- The U.S. Supreme Court on Monday said HHS violated the Medicare Act when it changed the Medicare reimbursement formula for disproportionate share hospitals without providing them with notice and an opportunity to comment.
- The ruling leaves the status quo in place for now, meaning the planned cuts won't go into effect.
- The opinion, written by Justice Neil Gorsuch, was joined by Chief Justice John Roberts and Justices Clarence Thomas, Ruth Bader Ginsburg, Samuel Alito, Sonia Sotomayor and Elena Kagan. Justice Stephen Breyer dissented and Justice Brett Kavanaugh recused himself from the decision.
Disproportionate share hospital cuts have been delayed several times since first scheduled in 2014, but had been set to take effect in 2020 — beginning with a reduction of $4 billion and increasing to $8 billion by 2025.
Now, the high court has weighed in, in a big win for hospitals pushing back against the cuts.
Gorsuch said Medicare's mammoth size means that "seemingly modest modifications to the program can affect the lives of millions."
"Because affected members of the public received no advance warning and no chance to comment first, and because the government has not identified a lawful excuse for neglecting its statutory notice-and-comment obligations, we agree with the court of appeals that the new policy cannot stand," Gorsuch wrote, delivering the opinion for the court.
"Notice and comment gives affected parties fair warning of potential changes in the law and an opportunity to be heard on those changes — and it affords the agency a chance to avoid errors and make a more informed decision," the opinion said.

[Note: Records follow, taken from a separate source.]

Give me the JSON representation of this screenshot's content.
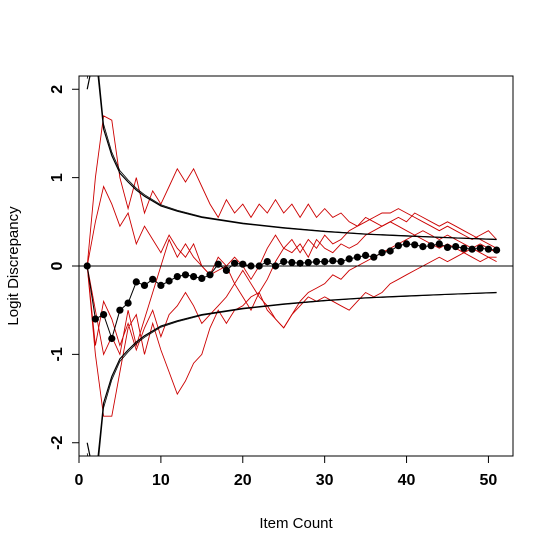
{
  "chart_data": {
    "type": "line",
    "title": "",
    "xlabel": "Item Count",
    "ylabel": "Logit Discrepancy",
    "xlim": [
      0,
      53
    ],
    "ylim": [
      -2.15,
      2.15
    ],
    "xticks": [
      0,
      10,
      20,
      30,
      40,
      50
    ],
    "yticks": [
      -2,
      -1,
      0,
      1,
      2
    ],
    "grid": false,
    "legend": "none",
    "colors": {
      "bands": "#000000",
      "paths": "#cc0000",
      "mean": "#000000",
      "reference": "#000000"
    },
    "reference_line": {
      "y": 0
    },
    "control_bands": [
      {
        "name": "upper",
        "x": [
          1,
          2,
          3,
          4,
          5,
          6,
          7,
          8,
          10,
          12,
          15,
          20,
          25,
          30,
          35,
          40,
          45,
          51
        ],
        "y": [
          2.0,
          2.45,
          1.55,
          1.25,
          1.05,
          0.95,
          0.86,
          0.79,
          0.68,
          0.62,
          0.55,
          0.48,
          0.43,
          0.39,
          0.36,
          0.34,
          0.32,
          0.3
        ]
      },
      {
        "name": "lower",
        "x": [
          1,
          2,
          3,
          4,
          5,
          6,
          7,
          8,
          10,
          12,
          15,
          20,
          25,
          30,
          35,
          40,
          45,
          51
        ],
        "y": [
          -2.0,
          -2.45,
          -1.55,
          -1.25,
          -1.05,
          -0.95,
          -0.86,
          -0.79,
          -0.68,
          -0.62,
          -0.55,
          -0.48,
          -0.43,
          -0.39,
          -0.36,
          -0.34,
          -0.32,
          -0.3
        ]
      }
    ],
    "series": [
      {
        "x": [
          1,
          2,
          3,
          4,
          5,
          6,
          7,
          8,
          9,
          10,
          11,
          12,
          13,
          14,
          15,
          16,
          17,
          18,
          19,
          20,
          21,
          22,
          23,
          24,
          25,
          26,
          27,
          28,
          29,
          30,
          31,
          32,
          33,
          34,
          35,
          36,
          37,
          38,
          39,
          40,
          41,
          42,
          43,
          44,
          45,
          46,
          47,
          48,
          49,
          50,
          51
        ],
        "y": [
          0,
          -0.6,
          -0.55,
          -0.82,
          -0.5,
          -0.42,
          -0.18,
          -0.22,
          -0.15,
          -0.22,
          -0.17,
          -0.12,
          -0.1,
          -0.12,
          -0.14,
          -0.1,
          0.02,
          -0.05,
          0.03,
          0.02,
          0.0,
          0.0,
          0.05,
          0.0,
          0.05,
          0.04,
          0.03,
          0.04,
          0.05,
          0.05,
          0.06,
          0.05,
          0.08,
          0.1,
          0.12,
          0.1,
          0.15,
          0.17,
          0.23,
          0.25,
          0.24,
          0.22,
          0.23,
          0.25,
          0.21,
          0.22,
          0.2,
          0.19,
          0.2,
          0.19,
          0.18
        ]
      }
    ],
    "paths": [
      {
        "x": [
          1,
          2,
          3,
          4,
          5,
          6,
          7,
          8,
          9,
          10,
          11,
          12,
          13,
          14,
          15,
          16,
          17,
          18,
          19,
          20,
          21,
          22,
          23,
          24,
          25,
          26,
          27,
          28,
          29,
          30,
          31,
          32,
          33,
          34,
          35,
          36,
          37,
          38,
          39,
          40,
          41,
          42,
          43,
          44,
          45,
          46,
          47,
          48,
          49,
          50,
          51
        ],
        "y": [
          0,
          1.0,
          1.7,
          1.65,
          1.0,
          0.65,
          1.0,
          0.6,
          0.85,
          0.7,
          0.9,
          1.1,
          0.95,
          1.1,
          0.9,
          0.7,
          0.55,
          0.75,
          0.6,
          0.7,
          0.55,
          0.7,
          0.6,
          0.75,
          0.6,
          0.7,
          0.55,
          0.7,
          0.55,
          0.65,
          0.55,
          0.6,
          0.5,
          0.45,
          0.5,
          0.55,
          0.6,
          0.6,
          0.65,
          0.6,
          0.55,
          0.5,
          0.45,
          0.4,
          0.45,
          0.4,
          0.35,
          0.3,
          0.35,
          0.4,
          0.3
        ]
      },
      {
        "x": [
          1,
          2,
          3,
          4,
          5,
          6,
          7,
          8,
          9,
          10,
          11,
          12,
          13,
          14,
          15,
          16,
          17,
          18,
          19,
          20,
          21,
          22,
          23,
          24,
          25,
          26,
          27,
          28,
          29,
          30,
          31,
          32,
          33,
          34,
          35,
          36,
          37,
          38,
          39,
          40,
          41,
          42,
          43,
          44,
          45,
          46,
          47,
          48,
          49,
          50,
          51
        ],
        "y": [
          0,
          -1.0,
          -1.7,
          -1.7,
          -1.2,
          -0.7,
          -0.55,
          -1.0,
          -0.65,
          -0.95,
          -1.2,
          -1.45,
          -1.3,
          -1.1,
          -1.0,
          -0.7,
          -0.5,
          -0.65,
          -0.5,
          -0.45,
          -0.35,
          -0.3,
          -0.5,
          -0.6,
          -0.7,
          -0.55,
          -0.4,
          -0.3,
          -0.25,
          -0.2,
          -0.1,
          -0.15,
          -0.05,
          0.0,
          0.05,
          0.1,
          0.15,
          0.2,
          0.25,
          0.3,
          0.35,
          0.4,
          0.35,
          0.3,
          0.35,
          0.3,
          0.25,
          0.2,
          0.25,
          0.2,
          0.15
        ]
      },
      {
        "x": [
          1,
          2,
          3,
          4,
          5,
          6,
          7,
          8,
          9,
          10,
          11,
          12,
          13,
          14,
          15,
          16,
          17,
          18,
          19,
          20,
          21,
          22,
          23,
          24,
          25,
          26,
          27,
          28,
          29,
          30,
          31,
          32,
          33,
          34,
          35,
          36,
          37,
          38,
          39,
          40,
          41,
          42,
          43,
          44,
          45,
          46,
          47,
          48,
          49,
          50,
          51
        ],
        "y": [
          0,
          -0.5,
          -1.0,
          -0.8,
          -1.0,
          -0.5,
          -0.9,
          -0.6,
          -0.3,
          0.0,
          0.3,
          0.1,
          0.25,
          0.1,
          0.0,
          -0.1,
          -0.05,
          0.0,
          0.1,
          0.0,
          -0.15,
          0.0,
          0.2,
          0.35,
          0.2,
          0.15,
          0.25,
          0.1,
          0.3,
          0.2,
          0.15,
          0.25,
          0.2,
          0.25,
          0.35,
          0.4,
          0.45,
          0.5,
          0.55,
          0.5,
          0.6,
          0.55,
          0.5,
          0.45,
          0.5,
          0.45,
          0.4,
          0.35,
          0.3,
          0.25,
          0.2
        ]
      },
      {
        "x": [
          1,
          2,
          3,
          4,
          5,
          6,
          7,
          8,
          9,
          10,
          11,
          12,
          13,
          14,
          15,
          16,
          17,
          18,
          19,
          20,
          21,
          22,
          23,
          24,
          25,
          26,
          27,
          28,
          29,
          30,
          31,
          32,
          33,
          34,
          35,
          36,
          37,
          38,
          39,
          40,
          41,
          42,
          43,
          44,
          45,
          46,
          47,
          48,
          49,
          50,
          51
        ],
        "y": [
          0,
          -0.9,
          -0.4,
          -0.6,
          -0.9,
          -0.65,
          -0.95,
          -0.7,
          -0.5,
          -0.8,
          -0.55,
          -0.45,
          -0.3,
          -0.45,
          -0.65,
          -0.55,
          -0.45,
          -0.35,
          -0.2,
          -0.05,
          -0.2,
          -0.35,
          -0.45,
          -0.6,
          -0.7,
          -0.55,
          -0.45,
          -0.35,
          -0.4,
          -0.35,
          -0.4,
          -0.45,
          -0.5,
          -0.4,
          -0.3,
          -0.35,
          -0.3,
          -0.2,
          -0.15,
          -0.1,
          -0.05,
          0.0,
          0.05,
          0.1,
          0.05,
          0.1,
          0.15,
          0.1,
          0.05,
          0.1,
          0.05
        ]
      },
      {
        "x": [
          1,
          2,
          3,
          4,
          5,
          6,
          7,
          8,
          9,
          10,
          11,
          12,
          13,
          14,
          15,
          16,
          17,
          18,
          19,
          20,
          21,
          22,
          23,
          24,
          25,
          26,
          27,
          28,
          29,
          30,
          31,
          32,
          33,
          34,
          35,
          36,
          37,
          38,
          39,
          40,
          41,
          42,
          43,
          44,
          45,
          46,
          47,
          48,
          49,
          50,
          51
        ],
        "y": [
          0,
          0.5,
          0.9,
          0.7,
          0.45,
          0.6,
          0.25,
          0.45,
          0.3,
          0.15,
          0.35,
          0.2,
          0.1,
          0.25,
          0.0,
          -0.1,
          0.1,
          0.0,
          -0.2,
          -0.35,
          -0.5,
          -0.3,
          -0.15,
          0.05,
          0.2,
          0.3,
          0.15,
          0.3,
          0.2,
          0.35,
          0.25,
          0.3,
          0.4,
          0.45,
          0.55,
          0.5,
          0.45,
          0.5,
          0.45,
          0.4,
          0.35,
          0.3,
          0.25,
          0.2,
          0.25,
          0.2,
          0.15,
          0.2,
          0.15,
          0.1,
          0.1
        ]
      }
    ]
  }
}
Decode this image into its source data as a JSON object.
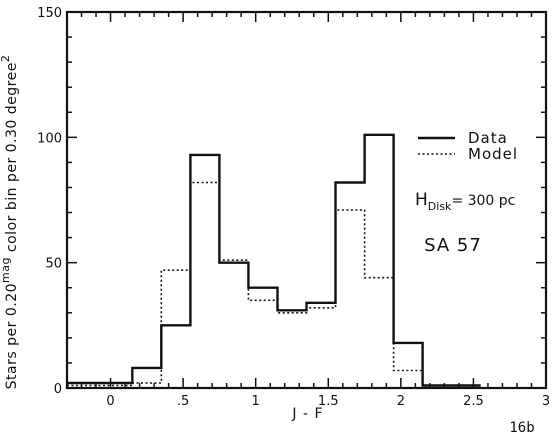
{
  "figure_label": "16b",
  "chart_data": {
    "type": "step",
    "xlabel": "J - F",
    "ylabel_parts": {
      "a": "Stars per 0.20",
      "sup1": "mag",
      "b": " color bin per 0.30 degree",
      "sup2": "2"
    },
    "xlim": [
      -0.3,
      3.0
    ],
    "ylim": [
      0,
      150
    ],
    "x_ticks": [
      0,
      0.5,
      1,
      1.5,
      2,
      2.5,
      3
    ],
    "x_tick_labels": [
      "0",
      ".5",
      "1",
      "1.5",
      "2",
      "2.5",
      "3"
    ],
    "y_ticks": [
      0,
      50,
      100,
      150
    ],
    "y_tick_labels": [
      "0",
      "50",
      "100",
      "150"
    ],
    "bin_edges": [
      -0.35,
      -0.05,
      0.15,
      0.35,
      0.55,
      0.75,
      0.95,
      1.15,
      1.35,
      1.55,
      1.75,
      1.95,
      2.15,
      2.35,
      2.55
    ],
    "series": [
      {
        "name": "Data",
        "style": "solid",
        "color": "#111111",
        "values": [
          2,
          2,
          8,
          25,
          93,
          50,
          40,
          31,
          34,
          82,
          101,
          18,
          1,
          1
        ]
      },
      {
        "name": "Model",
        "style": "dotted",
        "color": "#111111",
        "values": [
          1,
          1,
          2,
          47,
          82,
          51,
          35,
          30,
          32,
          71,
          44,
          7,
          1,
          1
        ]
      }
    ],
    "legend_position": "right",
    "annotations": {
      "h_main": "H",
      "h_sub": "Disk",
      "h_value": "= 300 pc",
      "field": "SA 57"
    }
  }
}
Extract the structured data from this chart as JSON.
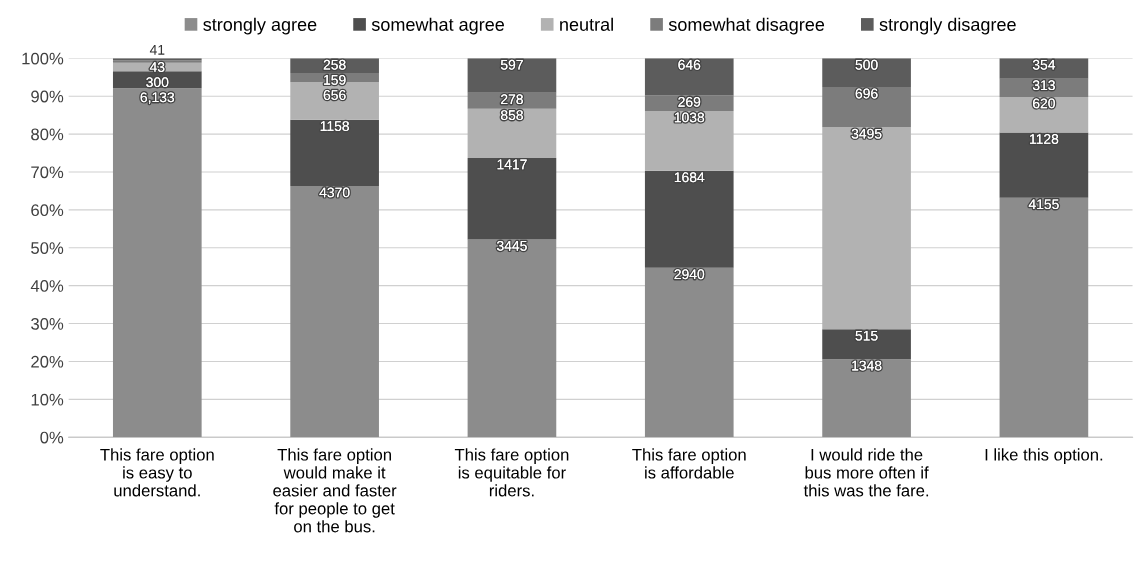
{
  "chart_data": {
    "type": "bar",
    "stacked": true,
    "categories": [
      "This fare option\nis easy to\nunderstand.",
      "This fare option\nwould make it\neasier and faster\nfor people to get\non the bus.",
      "This fare option\nis equitable for\nriders.",
      "This fare option\nis affordable",
      "I would ride the\nbus more often if\nthis was the fare.",
      "I like this option."
    ],
    "series": [
      {
        "name": "strongly agree",
        "color": "#8c8c8c",
        "values": [
          92.1,
          66.3,
          52.2,
          44.7,
          20.6,
          63.2
        ]
      },
      {
        "name": "somewhat agree",
        "color": "#4e4e4e",
        "values": [
          4.5,
          17.5,
          21.5,
          25.6,
          7.9,
          17.2
        ]
      },
      {
        "name": "neutral",
        "color": "#b2b2b2",
        "values": [
          2.2,
          9.9,
          13.0,
          15.8,
          53.3,
          9.4
        ]
      },
      {
        "name": "somewhat disagree",
        "color": "#7c7c7c",
        "values": [
          0.6,
          2.4,
          4.2,
          4.1,
          10.6,
          4.8
        ]
      },
      {
        "name": "strongly disagree",
        "color": "#5c5c5c",
        "values": [
          0.6,
          3.9,
          9.1,
          9.8,
          7.6,
          5.4
        ]
      }
    ],
    "annotations": [
      {
        "text": "6,133",
        "x": "This fare option\nis easy to\nunderstand.",
        "y": 92.1
      },
      {
        "text": "300",
        "x": "This fare option\nis easy to\nunderstand.",
        "y": 96.6
      },
      {
        "text": "43",
        "x": "This fare option\nis easy to\nunderstand.",
        "y": 99.4
      },
      {
        "text": "41",
        "x": "This fare option\nis easy to\nunderstand.",
        "y": 100.0
      },
      {
        "text": "4370",
        "x": "This fare option\nwould make it\neasier and faster\nfor people to get\non the bus.",
        "y": 66.3
      },
      {
        "text": "1158",
        "x": "This fare option\nwould make it\neasier and faster\nfor people to get\non the bus.",
        "y": 83.8
      },
      {
        "text": "656",
        "x": "This fare option\nwould make it\neasier and faster\nfor people to get\non the bus.",
        "y": 93.7
      },
      {
        "text": "159",
        "x": "This fare option\nwould make it\neasier and faster\nfor people to get\non the bus.",
        "y": 96.1
      },
      {
        "text": "258",
        "x": "This fare option\nwould make it\neasier and faster\nfor people to get\non the bus.",
        "y": 100.0
      },
      {
        "text": "3445",
        "x": "This fare option\nis equitable for\nriders.",
        "y": 52.2
      },
      {
        "text": "1417",
        "x": "This fare option\nis equitable for\nriders.",
        "y": 73.7
      },
      {
        "text": "858",
        "x": "This fare option\nis equitable for\nriders.",
        "y": 86.7
      },
      {
        "text": "278",
        "x": "This fare option\nis equitable for\nriders.",
        "y": 90.9
      },
      {
        "text": "597",
        "x": "This fare option\nis equitable for\nriders.",
        "y": 100.0
      },
      {
        "text": "2940",
        "x": "This fare option\nis affordable",
        "y": 44.7
      },
      {
        "text": "1684",
        "x": "This fare option\nis affordable",
        "y": 70.3
      },
      {
        "text": "1038",
        "x": "This fare option\nis affordable",
        "y": 86.1
      },
      {
        "text": "269",
        "x": "This fare option\nis affordable",
        "y": 90.2
      },
      {
        "text": "646",
        "x": "This fare option\nis affordable",
        "y": 100.0
      },
      {
        "text": "1348",
        "x": "I would ride the\nbus more often if\nthis was the fare.",
        "y": 20.6
      },
      {
        "text": "515",
        "x": "I would ride the\nbus more often if\nthis was the fare.",
        "y": 28.5
      },
      {
        "text": "3495",
        "x": "I would ride the\nbus more often if\nthis was the fare.",
        "y": 81.8
      },
      {
        "text": "696",
        "x": "I would ride the\nbus more often if\nthis was the fare.",
        "y": 92.4
      },
      {
        "text": "500",
        "x": "I would ride the\nbus more often if\nthis was the fare.",
        "y": 100.0
      },
      {
        "text": "4155",
        "x": "I like this option.",
        "y": 63.2
      },
      {
        "text": "1128",
        "x": "I like this option.",
        "y": 80.4
      },
      {
        "text": "620",
        "x": "I like this option.",
        "y": 89.8
      },
      {
        "text": "313",
        "x": "I like this option.",
        "y": 94.6
      },
      {
        "text": "354",
        "x": "I like this option.",
        "y": 100.0
      }
    ],
    "ylim": [
      0,
      100
    ],
    "yticks": [
      {
        "value": 0,
        "label": "0%"
      },
      {
        "value": 10,
        "label": "10%"
      },
      {
        "value": 20,
        "label": "20%"
      },
      {
        "value": 30,
        "label": "30%"
      },
      {
        "value": 40,
        "label": "40%"
      },
      {
        "value": 50,
        "label": "50%"
      },
      {
        "value": 60,
        "label": "60%"
      },
      {
        "value": 70,
        "label": "70%"
      },
      {
        "value": 80,
        "label": "80%"
      },
      {
        "value": 90,
        "label": "90%"
      },
      {
        "value": 100,
        "label": "100%"
      }
    ],
    "grid": "y",
    "legend": "top"
  }
}
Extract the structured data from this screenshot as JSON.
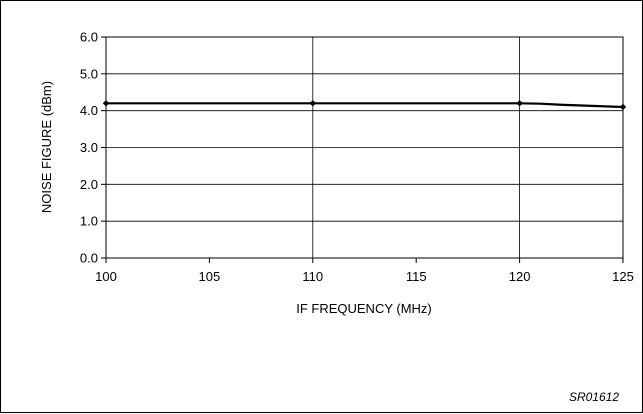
{
  "chart_data": {
    "type": "line",
    "title": "",
    "xlabel": "IF FREQUENCY (MHz)",
    "ylabel": "NOISE FIGURE (dBm)",
    "x_ticks": [
      "100",
      "105",
      "110",
      "115",
      "120",
      "125"
    ],
    "y_ticks": [
      "0.0",
      "1.0",
      "2.0",
      "3.0",
      "4.0",
      "5.0",
      "6.0"
    ],
    "xlim": [
      100,
      125
    ],
    "ylim": [
      0,
      6
    ],
    "grid": true,
    "series": [
      {
        "color": "#000000",
        "x": [
          100,
          105,
          110,
          115,
          120,
          121,
          122,
          123,
          124,
          125
        ],
        "y": [
          4.2,
          4.2,
          4.2,
          4.2,
          4.2,
          4.19,
          4.16,
          4.14,
          4.12,
          4.1
        ],
        "marker_x": [
          100,
          110,
          120,
          125
        ],
        "marker_y": [
          4.2,
          4.2,
          4.2,
          4.1
        ]
      }
    ]
  },
  "figure_code": "SR01612"
}
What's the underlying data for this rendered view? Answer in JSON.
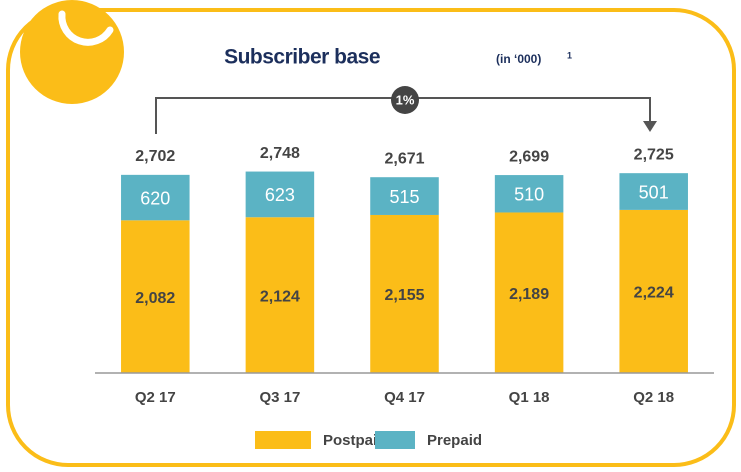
{
  "chart_data": {
    "type": "stacked_bar",
    "title": "Subscriber base",
    "subtitle": "(in ‘000)",
    "footnote_marker": "1",
    "annotation": "1%",
    "categories": [
      "Q2 17",
      "Q3 17",
      "Q4 17",
      "Q1 18",
      "Q2 18"
    ],
    "series": [
      {
        "name": "Postpaid",
        "color": "#fbbd18",
        "values": [
          2082,
          2124,
          2155,
          2189,
          2224
        ],
        "value_labels": [
          "2,082",
          "2,124",
          "2,155",
          "2,189",
          "2,224"
        ]
      },
      {
        "name": "Prepaid",
        "color": "#5bb3c4",
        "values": [
          620,
          623,
          515,
          510,
          501
        ]
      }
    ],
    "totals": {
      "values": [
        2702,
        2748,
        2671,
        2699,
        2725
      ],
      "value_labels": [
        "2,702",
        "2,748",
        "2,671",
        "2,699",
        "2,725"
      ]
    },
    "ylim": [
      0,
      3000
    ]
  }
}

The HHS policy changed the way DSH payments were calculated by adding Medicare Advantage enrollees to traditional Medicare participants to come up with how much hospitals were to be paid. In 2014, several hospitals, including lead plaintiff Allina Health Services, sued HHS, arguing the change was both procedurally and substantively invalid.
The American Hospital Association, which filed a third-party brief in the case, applauded the ruling Monday.
"By evading the notice-and-comment process, HHS failed to consider the real-world impact of its changes, leading to policies that may adversely affect patients as well as providers," Melinda Hatton, general counsel for AHA, said in a statement. "[M]ore public participation in policymaking, including by hospitals and health systems, leads to better-thought-out policies with a deeper understanding of their direct impact on health care providers and those they serve."
And Stephanie Kennan, senior vice president for McGuire Woods Consulting told Healthcare Dive, "I think it's an interesting case because it will impact anything relating to payments, benefits and who provides care within Medicare."
For the government, Kennan said, the impact of the ruling may mean "they can't be as nimble as they want to be sometimes." But, she said, "I view this as providing stakeholders a better opportunity to shape policy and it provides some transparency."
The ruling won't mean every policy change will have to go through notice and comment rulemaking but it will affect policy changes that are considered "substantial," Kennan told Healthcare Dive.
And changing who was counted in terms of calculating DSH payments, which was at issue in this case, was a substantial policy change, Kennan said.
Donna Lee Yesner, an attorney with Morgan Lewis & Bockius in Washington agreed. The issue "was whether there was an impact on intended beneficiaries and in this case, there was," she said. Yesner represents clients in transactions, disputes, regulatory compliance, and strategic business planning relating to public healthcare programs and government contracts.
Counsel for Allina Health declined to comment on the decision. HHS did not respond to requests for comment.